//DOCS Chat & Agents

Route-visible chat economics, save-as-agent, and scheduled single-task agents.
Open App

Chat & Agents

Punk's interactive surface has two parts:

  • Chat: a conversation UI where every assistant reply is a real gateway run. Each reply carries its route badge and exact cost, so you watch conversations get cheaper as the runtime learns.
  • Agents: scheduled single-task runners built on the workflow engine. An agent is instructions + a prompt template + a model + an optional cron schedule, with no graph editing required.

Both are tenant-scoped and use the same auth as the rest of the API (session cookie or bearer key).

Chat

How a turn works

POST /api/v1/conversations/:id/messages builds the full message history (the conversation's system prompt, every prior turn, then the new message) and routes it through the same runtime path as any gateway request: governance, exact cache, promoted artifacts, learned substitutions, then the live provider. Whatever path served the reply, the stored assistant message records:

FieldMeaning
runIdThe gateway run behind the reply (full trace at /api/v1/runs/:id).
routelive, exact_cache, artifact, model_substitution, …
costUsdWhat the reply actually cost.
savedUsdWhat it avoided versus the live path.

This is the point: ask the same question twice (even in a fresh thread with the same system prompt and model) and the second answer comes back as an exact_cache hit at $0 with the savings on the reply. Chat turns run at temperature 0 under app id chat, so they cache, fingerprint, and feed the learning loop like all other traffic.

Failed or policy-blocked turns store nothing; the gateway's error (including punk_* codes) is returned as-is.

Endpoints

MethodPathNotes
GET/api/v1/conversationsTenant's conversations, most recently active first.
POST/api/v1/conversations{ title?, model?, system? }, where model defaults to gpt-4o.
GET/api/v1/conversations/:idConversation plus its messages in order.
DELETE/api/v1/conversations/:idRemoves the thread and all messages.
POST/api/v1/conversations/:id/messages{ content }{ conversation, userMessage, assistantMessage }.
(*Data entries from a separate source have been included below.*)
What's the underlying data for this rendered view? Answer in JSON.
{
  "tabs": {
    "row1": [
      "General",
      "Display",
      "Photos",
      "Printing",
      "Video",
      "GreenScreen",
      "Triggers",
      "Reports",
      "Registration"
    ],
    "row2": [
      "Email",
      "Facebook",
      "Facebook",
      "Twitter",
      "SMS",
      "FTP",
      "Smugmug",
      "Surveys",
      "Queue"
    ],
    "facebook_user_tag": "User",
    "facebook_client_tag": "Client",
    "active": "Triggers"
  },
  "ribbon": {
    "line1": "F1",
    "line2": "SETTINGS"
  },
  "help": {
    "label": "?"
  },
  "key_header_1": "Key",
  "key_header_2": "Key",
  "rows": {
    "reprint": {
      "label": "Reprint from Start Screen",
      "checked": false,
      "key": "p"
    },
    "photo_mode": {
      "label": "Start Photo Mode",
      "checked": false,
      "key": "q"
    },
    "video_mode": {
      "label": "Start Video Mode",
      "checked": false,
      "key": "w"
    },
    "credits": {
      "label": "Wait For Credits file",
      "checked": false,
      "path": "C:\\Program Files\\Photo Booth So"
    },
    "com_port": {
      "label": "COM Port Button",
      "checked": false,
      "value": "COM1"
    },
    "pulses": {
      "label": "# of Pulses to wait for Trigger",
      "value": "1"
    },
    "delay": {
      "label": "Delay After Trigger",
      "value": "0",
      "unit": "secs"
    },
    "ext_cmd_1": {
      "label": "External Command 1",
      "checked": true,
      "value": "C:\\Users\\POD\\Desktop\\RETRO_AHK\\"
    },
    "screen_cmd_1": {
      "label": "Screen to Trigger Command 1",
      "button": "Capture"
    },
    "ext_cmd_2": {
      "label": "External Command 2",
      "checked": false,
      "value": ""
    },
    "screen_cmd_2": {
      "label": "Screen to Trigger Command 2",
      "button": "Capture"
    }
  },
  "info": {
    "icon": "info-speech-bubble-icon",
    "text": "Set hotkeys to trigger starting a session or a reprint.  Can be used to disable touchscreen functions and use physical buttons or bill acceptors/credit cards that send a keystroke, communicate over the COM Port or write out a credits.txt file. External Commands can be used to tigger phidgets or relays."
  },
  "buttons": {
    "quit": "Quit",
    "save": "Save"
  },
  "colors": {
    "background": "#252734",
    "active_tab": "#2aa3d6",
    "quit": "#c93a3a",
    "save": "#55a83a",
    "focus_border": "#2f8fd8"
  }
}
Conversations auto-title from the first user message (first 6 words).

Dashboard

#/chat shows the conversation list beside the thread. User turns render on the right; assistant turns on the left with the route badge, cost, savings, and a link to the underlying run. The composer sets the model and an optional collapsible system prompt when starting a thread; an existing thread pins both. Enter sends; shift+Enter inserts a newline.

SAVE AS AGENT turns a conversation's setup into an agent: the system prompt becomes the agent's instructions, the last user message becomes its prompt template, and the model carries over, prefilled into the agent form for you to schedule.

Agents

An agent is the simplest useful automation: one governed LLM task, runnable on demand or on a cron schedule. Under the hood it is a workflow row with kind: "agent" and a fixed three-node graph (start → llm → output), where the llm node holds the agent's instructions (system), prompt template, and model and saves its answer. That means agents inherit the entire workflow machinery for free:

  • runs execute through the deterministic interpreter, with node timelines on the trace ledger (/api/v1/workflow-runs/:id);
  • the LLM step is a real gateway run (governed, cached, learnable), so repeated agent runs become patterns and, with evidence, deterministic artifacts;
  • cost and savings roll up per run, and the shared savings endpoint (/api/v1/workflows/:id/savings) works unchanged;
  • cron schedules fire through the existing minute-cadence schedule sweep, and deleting an agent unschedules it atomically.

The kind column only partitions the views: agents never appear in the workflow editor's list (GET /api/v1/workflows?kind=workflow), and plain workflows never appear as agents.

Endpoints

MethodPathNotes
GET/api/v1/agentsTenant's agents (name, instructions, prompt, model, cron, enabled).
POST/api/v1/agentsAdmin. { name, instructions, prompt, model?, scheduleCron?, description?, enabled? }.
GET/api/v1/agents/:idOne agent.
PATCH/api/v1/agents/:idAdmin. Partial update; the graph is rebuilt and the version bumps.
DELETE/api/v1/agents/:idAdmin. Also removes its schedule.
POST/api/v1/agents/:id/runAdmin. { input? } → synchronous completed run.

Prompt templates interpolate run input with {{input.field}} (e.g. Triage this ticket: {{input.ticket}}). scheduleCron is a 5-field UTC cron expression.

Dashboard

#/agents lists agents with model, cron badge, enabled toggle, last run, and total savings. The create/edit form is four fields plus a schedule, deliberately not the graph editor. RUN NOW executes synchronously and shows the output, cost/savings, and a link to the run's node timeline.

Economics in one sentence

Chat and agents are both front-ends to the same runtime loop: traffic is observed, repeated shapes become patterns, proven patterns route through caches and artifacts, and the route badge on every reply shows you exactly when that happened and what it saved.